We mentioned two terms in the challenges above: platform admins and tenant admins.

  • Platform admin: Manages the infrastructure of Kubernetes clusters, including tasks like creating clusters, managing nodes, and ensuring cluster health.

  • Tenant admin: Has admin access to clusters or namespaces where applications run, with permissions assigned by the platform admin.

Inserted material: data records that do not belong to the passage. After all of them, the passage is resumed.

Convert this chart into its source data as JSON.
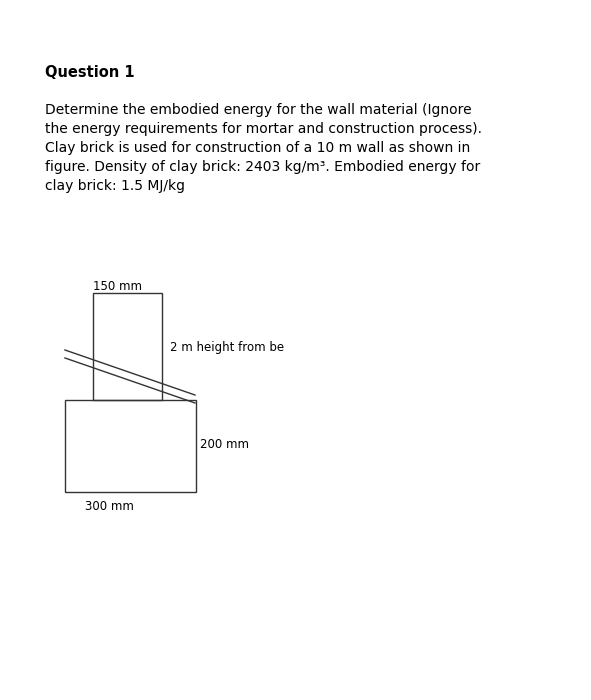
{
  "title": "Question 1",
  "line1": "Determine the embodied energy for the wall material (Ignore",
  "line2": "the energy requirements for mortar and construction process).",
  "line3": "Clay brick is used for construction of a 10 m wall as shown in",
  "line4": "figure. Density of clay brick: 2403 kg/m³. Embodied energy for",
  "line5": "clay brick: 1.5 MJ/kg",
  "background_color": "#ffffff",
  "text_color": "#000000",
  "figure_color": "#333333",
  "label_150mm": "150 mm",
  "label_300mm": "300 mm",
  "label_200mm": "200 mm",
  "label_height": "2 m height from be",
  "title_fontsize": 10.5,
  "body_fontsize": 10.0,
  "label_fontsize": 8.5
}
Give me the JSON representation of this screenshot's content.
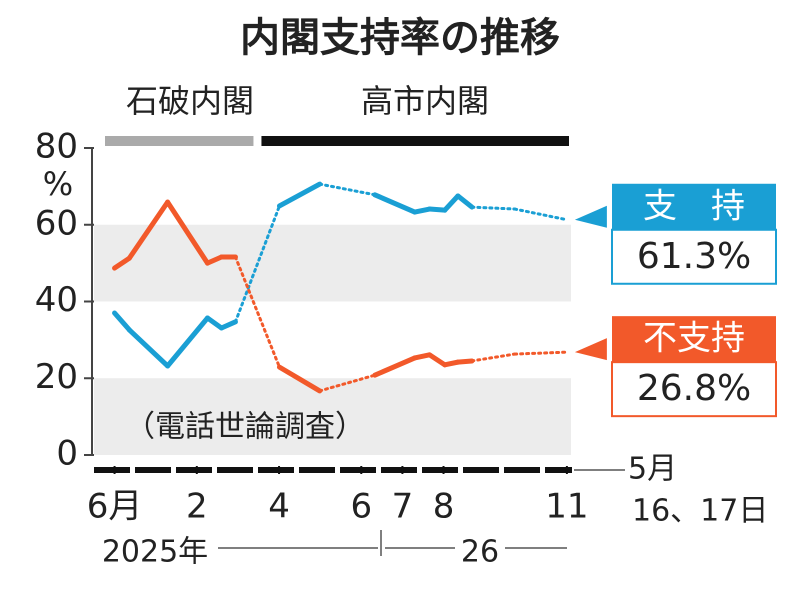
{
  "chart_data": {
    "type": "line",
    "title": "内閣支持率の推移",
    "y_unit": "%",
    "note": "（電話世論調査）",
    "periods": [
      {
        "label": "石破内閣",
        "color": "#aaaaaa"
      },
      {
        "label": "高市内閣",
        "color": "#111111"
      }
    ],
    "x": [
      0,
      0.36,
      1.29,
      2.26,
      2.6,
      2.94,
      4.01,
      4.99,
      6.33,
      7.3,
      7.66,
      8.03,
      8.35,
      8.69,
      9.73,
      11
    ],
    "series": [
      {
        "name": "支　持",
        "color": "#1a9fd4",
        "values": [
          37.0,
          32.6,
          23.2,
          35.7,
          33.1,
          34.7,
          64.9,
          70.6,
          67.8,
          63.3,
          64.1,
          63.8,
          67.5,
          64.6,
          64.1,
          61.3
        ],
        "value_labels": [
          null,
          null,
          null,
          null,
          null,
          null,
          null,
          null,
          null,
          null,
          null,
          null,
          null,
          null,
          null,
          "61.3%"
        ]
      },
      {
        "name": "不支持",
        "color": "#f2592a",
        "values": [
          48.7,
          51.3,
          65.9,
          50.0,
          51.6,
          51.6,
          22.9,
          16.7,
          20.8,
          25.3,
          26.1,
          23.5,
          24.2,
          24.5,
          26.3,
          26.8
        ],
        "value_labels": [
          null,
          null,
          null,
          null,
          null,
          null,
          null,
          null,
          null,
          null,
          null,
          null,
          null,
          null,
          null,
          "26.8%"
        ]
      }
    ],
    "xlim": [
      -0.5,
      11.1
    ],
    "xticks": [
      {
        "value": 0,
        "label": "6月"
      },
      2,
      4,
      6,
      7,
      8,
      11
    ],
    "x_tick_labels_note": null,
    "x_end_label": [
      "5月",
      "16、17日"
    ],
    "year_labels": [
      "2025年",
      "26"
    ],
    "ylim": [
      0,
      80
    ],
    "yticks": [
      0,
      20,
      40,
      60,
      80
    ],
    "shaded_bands": [
      [
        0,
        20
      ],
      [
        40,
        60
      ]
    ],
    "band_color": "#ececec"
  }
}
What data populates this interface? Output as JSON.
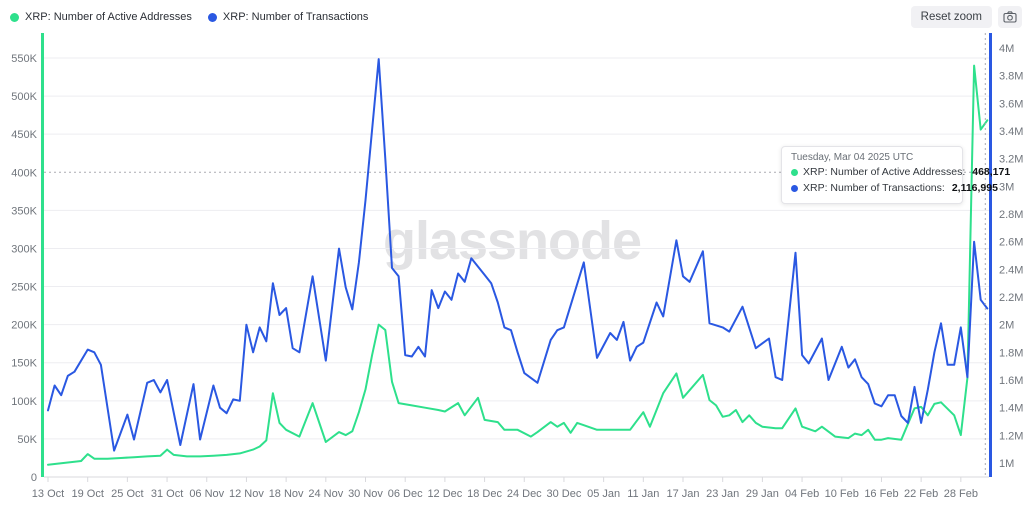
{
  "header": {
    "legend": [
      {
        "label": "XRP: Number of Active Addresses",
        "color": "#2ee08c"
      },
      {
        "label": "XRP: Number of Transactions",
        "color": "#2a58e2"
      }
    ],
    "reset_zoom_label": "Reset zoom",
    "icons": {
      "screenshot": "camera-icon"
    }
  },
  "watermark": "glassnode",
  "tooltip": {
    "title": "Tuesday, Mar 04 2025 UTC",
    "rows": [
      {
        "label": "XRP: Number of Active Addresses:",
        "value": "468,171",
        "color": "#2ee08c"
      },
      {
        "label": "XRP: Number of Transactions:",
        "value": "2,116,995",
        "color": "#2a58e2"
      }
    ]
  },
  "chart_data": {
    "type": "line",
    "title": "",
    "grid": true,
    "legend_position": "top-left",
    "x_axis": {
      "ticks": [
        {
          "day": 0,
          "label": "13 Oct"
        },
        {
          "day": 6,
          "label": "19 Oct"
        },
        {
          "day": 12,
          "label": "25 Oct"
        },
        {
          "day": 18,
          "label": "31 Oct"
        },
        {
          "day": 24,
          "label": "06 Nov"
        },
        {
          "day": 30,
          "label": "12 Nov"
        },
        {
          "day": 36,
          "label": "18 Nov"
        },
        {
          "day": 42,
          "label": "24 Nov"
        },
        {
          "day": 48,
          "label": "30 Nov"
        },
        {
          "day": 54,
          "label": "06 Dec"
        },
        {
          "day": 60,
          "label": "12 Dec"
        },
        {
          "day": 66,
          "label": "18 Dec"
        },
        {
          "day": 72,
          "label": "24 Dec"
        },
        {
          "day": 78,
          "label": "30 Dec"
        },
        {
          "day": 84,
          "label": "05 Jan"
        },
        {
          "day": 90,
          "label": "11 Jan"
        },
        {
          "day": 96,
          "label": "17 Jan"
        },
        {
          "day": 102,
          "label": "23 Jan"
        },
        {
          "day": 108,
          "label": "29 Jan"
        },
        {
          "day": 114,
          "label": "04 Feb"
        },
        {
          "day": 120,
          "label": "10 Feb"
        },
        {
          "day": 126,
          "label": "16 Feb"
        },
        {
          "day": 132,
          "label": "22 Feb"
        },
        {
          "day": 138,
          "label": "28 Feb"
        }
      ],
      "range_days": [
        0,
        142.5
      ]
    },
    "left_axis": {
      "series": "XRP: Number of Active Addresses",
      "color": "#2ee08c",
      "min": 0,
      "max": 550000,
      "ticks": [
        {
          "label": "550K",
          "value": 550000
        },
        {
          "label": "500K",
          "value": 500000
        },
        {
          "label": "450K",
          "value": 450000
        },
        {
          "label": "400K",
          "value": 400000
        },
        {
          "label": "350K",
          "value": 350000
        },
        {
          "label": "300K",
          "value": 300000
        },
        {
          "label": "250K",
          "value": 250000
        },
        {
          "label": "200K",
          "value": 200000
        },
        {
          "label": "150K",
          "value": 150000
        },
        {
          "label": "100K",
          "value": 100000
        },
        {
          "label": "50K",
          "value": 50000
        },
        {
          "label": "0",
          "value": 0
        }
      ]
    },
    "right_axis": {
      "series": "XRP: Number of Transactions",
      "color": "#2a58e2",
      "min": 1000000,
      "max": 4000000,
      "ticks": [
        {
          "label": "4M",
          "value": 4000000
        },
        {
          "label": "3.8M",
          "value": 3800000
        },
        {
          "label": "3.6M",
          "value": 3600000
        },
        {
          "label": "3.4M",
          "value": 3400000
        },
        {
          "label": "3.2M",
          "value": 3200000
        },
        {
          "label": "3M",
          "value": 3000000
        },
        {
          "label": "2.8M",
          "value": 2800000
        },
        {
          "label": "2.6M",
          "value": 2600000
        },
        {
          "label": "2.4M",
          "value": 2400000
        },
        {
          "label": "2.2M",
          "value": 2200000
        },
        {
          "label": "2M",
          "value": 2000000
        },
        {
          "label": "1.8M",
          "value": 1800000
        },
        {
          "label": "1.6M",
          "value": 1600000
        },
        {
          "label": "1.4M",
          "value": 1400000
        },
        {
          "label": "1.2M",
          "value": 1200000
        },
        {
          "label": "1M",
          "value": 1000000
        }
      ]
    },
    "crosshair": {
      "day": 141.7,
      "left_axis_value": 400000,
      "hovered_label": "Mar 04 2025"
    },
    "series": [
      {
        "name": "XRP: Number of Active Addresses",
        "axis": "left",
        "color": "#2ee08c",
        "points": [
          [
            0,
            16000
          ],
          [
            2,
            18000
          ],
          [
            4,
            20000
          ],
          [
            5,
            21000
          ],
          [
            6,
            30000
          ],
          [
            7,
            24000
          ],
          [
            9,
            24000
          ],
          [
            11,
            25000
          ],
          [
            13,
            26000
          ],
          [
            15,
            27000
          ],
          [
            17,
            28000
          ],
          [
            18,
            36000
          ],
          [
            19,
            29000
          ],
          [
            21,
            27000
          ],
          [
            23,
            27000
          ],
          [
            25,
            28000
          ],
          [
            27,
            29000
          ],
          [
            29,
            31000
          ],
          [
            31,
            36000
          ],
          [
            32,
            40000
          ],
          [
            33,
            48000
          ],
          [
            34,
            110000
          ],
          [
            35,
            71000
          ],
          [
            36,
            62000
          ],
          [
            38,
            53000
          ],
          [
            40,
            97000
          ],
          [
            42,
            46000
          ],
          [
            44,
            59000
          ],
          [
            45,
            55000
          ],
          [
            46,
            60000
          ],
          [
            47,
            85000
          ],
          [
            48,
            115000
          ],
          [
            49,
            160000
          ],
          [
            50,
            200000
          ],
          [
            51,
            193000
          ],
          [
            52,
            125000
          ],
          [
            53,
            97000
          ],
          [
            55,
            94000
          ],
          [
            57,
            91000
          ],
          [
            59,
            88000
          ],
          [
            60,
            86000
          ],
          [
            62,
            97000
          ],
          [
            63,
            81000
          ],
          [
            65,
            104000
          ],
          [
            66,
            75000
          ],
          [
            68,
            72000
          ],
          [
            69,
            62000
          ],
          [
            71,
            62000
          ],
          [
            73,
            53000
          ],
          [
            74,
            59000
          ],
          [
            76,
            72000
          ],
          [
            77,
            66000
          ],
          [
            78,
            71000
          ],
          [
            79,
            58000
          ],
          [
            80,
            71000
          ],
          [
            81,
            68000
          ],
          [
            83,
            62000
          ],
          [
            85,
            62000
          ],
          [
            88,
            62000
          ],
          [
            90,
            85000
          ],
          [
            91,
            66000
          ],
          [
            93,
            110000
          ],
          [
            95,
            136000
          ],
          [
            96,
            104000
          ],
          [
            99,
            134000
          ],
          [
            100,
            101000
          ],
          [
            101,
            94000
          ],
          [
            102,
            79000
          ],
          [
            103,
            81000
          ],
          [
            104,
            88000
          ],
          [
            105,
            72000
          ],
          [
            106,
            81000
          ],
          [
            107,
            71000
          ],
          [
            108,
            66000
          ],
          [
            110,
            64000
          ],
          [
            111,
            64000
          ],
          [
            113,
            90000
          ],
          [
            114,
            66000
          ],
          [
            116,
            60000
          ],
          [
            117,
            66000
          ],
          [
            119,
            53000
          ],
          [
            121,
            51000
          ],
          [
            122,
            57000
          ],
          [
            123,
            55000
          ],
          [
            124,
            62000
          ],
          [
            125,
            49000
          ],
          [
            126,
            49000
          ],
          [
            127,
            51000
          ],
          [
            129,
            49000
          ],
          [
            131,
            90000
          ],
          [
            132,
            92000
          ],
          [
            133,
            81000
          ],
          [
            134,
            96000
          ],
          [
            135,
            98000
          ],
          [
            137,
            81000
          ],
          [
            138,
            55000
          ],
          [
            139,
            130000
          ],
          [
            140,
            540000
          ],
          [
            141,
            456000
          ],
          [
            142,
            468171
          ]
        ]
      },
      {
        "name": "XRP: Number of Transactions",
        "axis": "right",
        "color": "#2a58e2",
        "points": [
          [
            0,
            1380000
          ],
          [
            1,
            1560000
          ],
          [
            2,
            1490000
          ],
          [
            3,
            1630000
          ],
          [
            4,
            1660000
          ],
          [
            6,
            1820000
          ],
          [
            7,
            1800000
          ],
          [
            8,
            1710000
          ],
          [
            10,
            1090000
          ],
          [
            12,
            1350000
          ],
          [
            13,
            1170000
          ],
          [
            15,
            1580000
          ],
          [
            16,
            1600000
          ],
          [
            17,
            1510000
          ],
          [
            18,
            1600000
          ],
          [
            20,
            1130000
          ],
          [
            22,
            1570000
          ],
          [
            23,
            1170000
          ],
          [
            25,
            1560000
          ],
          [
            26,
            1400000
          ],
          [
            27,
            1360000
          ],
          [
            28,
            1460000
          ],
          [
            29,
            1450000
          ],
          [
            30,
            2000000
          ],
          [
            31,
            1800000
          ],
          [
            32,
            1980000
          ],
          [
            33,
            1880000
          ],
          [
            34,
            2300000
          ],
          [
            35,
            2070000
          ],
          [
            36,
            2120000
          ],
          [
            37,
            1830000
          ],
          [
            38,
            1800000
          ],
          [
            40,
            2350000
          ],
          [
            42,
            1740000
          ],
          [
            44,
            2550000
          ],
          [
            45,
            2270000
          ],
          [
            46,
            2110000
          ],
          [
            47,
            2450000
          ],
          [
            48,
            2900000
          ],
          [
            50,
            3920000
          ],
          [
            51,
            3200000
          ],
          [
            52,
            2410000
          ],
          [
            53,
            2350000
          ],
          [
            54,
            1780000
          ],
          [
            55,
            1770000
          ],
          [
            56,
            1840000
          ],
          [
            57,
            1770000
          ],
          [
            58,
            2250000
          ],
          [
            59,
            2120000
          ],
          [
            60,
            2240000
          ],
          [
            61,
            2180000
          ],
          [
            62,
            2370000
          ],
          [
            63,
            2310000
          ],
          [
            64,
            2480000
          ],
          [
            65,
            2420000
          ],
          [
            66,
            2360000
          ],
          [
            67,
            2300000
          ],
          [
            68,
            2160000
          ],
          [
            69,
            1980000
          ],
          [
            70,
            1960000
          ],
          [
            71,
            1800000
          ],
          [
            72,
            1650000
          ],
          [
            74,
            1580000
          ],
          [
            76,
            1890000
          ],
          [
            77,
            1960000
          ],
          [
            78,
            1980000
          ],
          [
            81,
            2450000
          ],
          [
            83,
            1760000
          ],
          [
            85,
            1940000
          ],
          [
            86,
            1890000
          ],
          [
            87,
            2020000
          ],
          [
            88,
            1740000
          ],
          [
            89,
            1840000
          ],
          [
            90,
            1870000
          ],
          [
            92,
            2160000
          ],
          [
            93,
            2060000
          ],
          [
            95,
            2610000
          ],
          [
            96,
            2350000
          ],
          [
            97,
            2310000
          ],
          [
            99,
            2530000
          ],
          [
            100,
            2010000
          ],
          [
            102,
            1980000
          ],
          [
            103,
            1950000
          ],
          [
            105,
            2130000
          ],
          [
            107,
            1830000
          ],
          [
            109,
            1900000
          ],
          [
            110,
            1620000
          ],
          [
            111,
            1600000
          ],
          [
            113,
            2520000
          ],
          [
            114,
            1780000
          ],
          [
            115,
            1720000
          ],
          [
            117,
            1900000
          ],
          [
            118,
            1600000
          ],
          [
            120,
            1840000
          ],
          [
            121,
            1690000
          ],
          [
            122,
            1750000
          ],
          [
            123,
            1620000
          ],
          [
            124,
            1570000
          ],
          [
            125,
            1430000
          ],
          [
            126,
            1410000
          ],
          [
            127,
            1490000
          ],
          [
            128,
            1490000
          ],
          [
            129,
            1340000
          ],
          [
            130,
            1290000
          ],
          [
            131,
            1550000
          ],
          [
            132,
            1290000
          ],
          [
            133,
            1530000
          ],
          [
            134,
            1800000
          ],
          [
            135,
            2010000
          ],
          [
            136,
            1710000
          ],
          [
            137,
            1710000
          ],
          [
            138,
            1980000
          ],
          [
            139,
            1620000
          ],
          [
            140,
            2600000
          ],
          [
            141,
            2180000
          ],
          [
            142,
            2116995
          ]
        ]
      }
    ]
  }
}
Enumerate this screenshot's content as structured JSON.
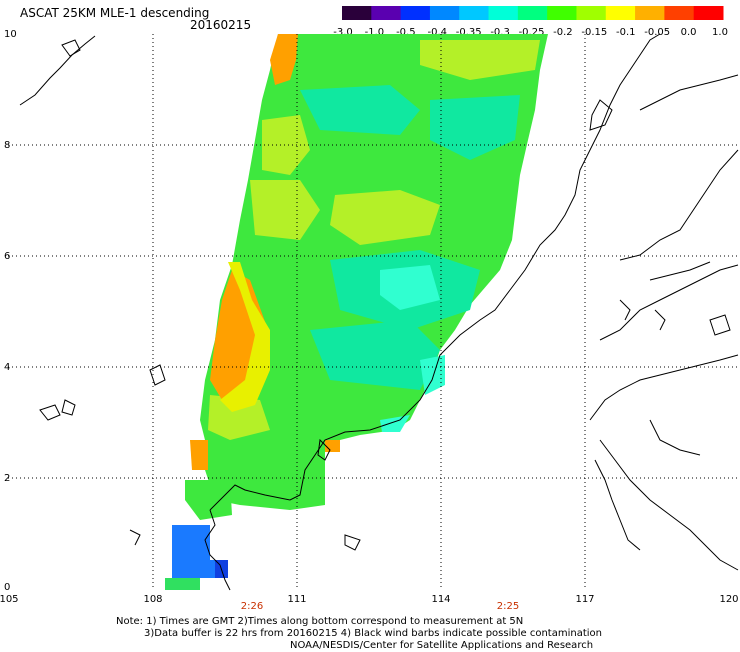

Sveltos Multi-tenancy: Full Isolation

In a multi-tenant setup, each tenant is assigned a dedicated namespace within the management cluster. Tenant admins can create and manage clusters in their namespace, using Profile instances to define the add-ons and apps to deploy. Like ClusterProfiles, Profiles use a cluster selector and a list of add-ons and apps, but they operate within a specific namespace, matching only clusters created in that namespace.

Profile vs ClusterProfile

Sveltos Multi-tenancy: Cluster Sharing Between Tenants

Sveltos allows platform admins to utilise the Custom Resource Definition RoleRequest that will grant permissions to a number of tenant admins. More information can be found here.

Example - RoleRequest

---
apiVersion: lib.projectsveltos.io/v1beta1
kind: RoleRequest
metadata:
  name: full-access
spec:
  serviceAccountName: "eng"
  serviceAccountNamespace: "default"
  clusterSelector:
    matchLabels:
      env: prod
  roleRefs:
  - name: full-access
    namespace: default
    kind: ConfigMap

Based on the YAML definition above, the following fields are defined:

  • serviceAccountName: The service account to which the permission will be applied.
  • serviceAccountNamespace: The namespace where the service account is deployed in the management cluster.
  • clusterSelector: A Kubernetes label selector used by Sveltos to identify clusters where permissions should be granted.
  • roleRefs: References to ConfigMaps/Secrets, each containing Kubernetes ClusterRoles or Roles that define the permissions to be granted.

The configMap in the example above might look like the YAML definition below.

Example - ConfigMap

---
apiVersion: v1
kind: ConfigMap
metadata:
  name: full-access
  namespace: default
data:
  role.yaml: |
    apiVersion: rbac.authorization.k8s.io/v1
    kind: ClusterRole
    metadata:
      name: eng-full-access
    rules:
    - apiGroups: ["*"]
      resources: ["*"]
      verbs: ["*"]

Based on the YAML definitions above, here is what happens from a Sveltos perspective:

By referencing the ConfigMap default/full-access, the RoleRequest named full-access will reserve a cluster matching the clusterSelector env=prod to the service account eng.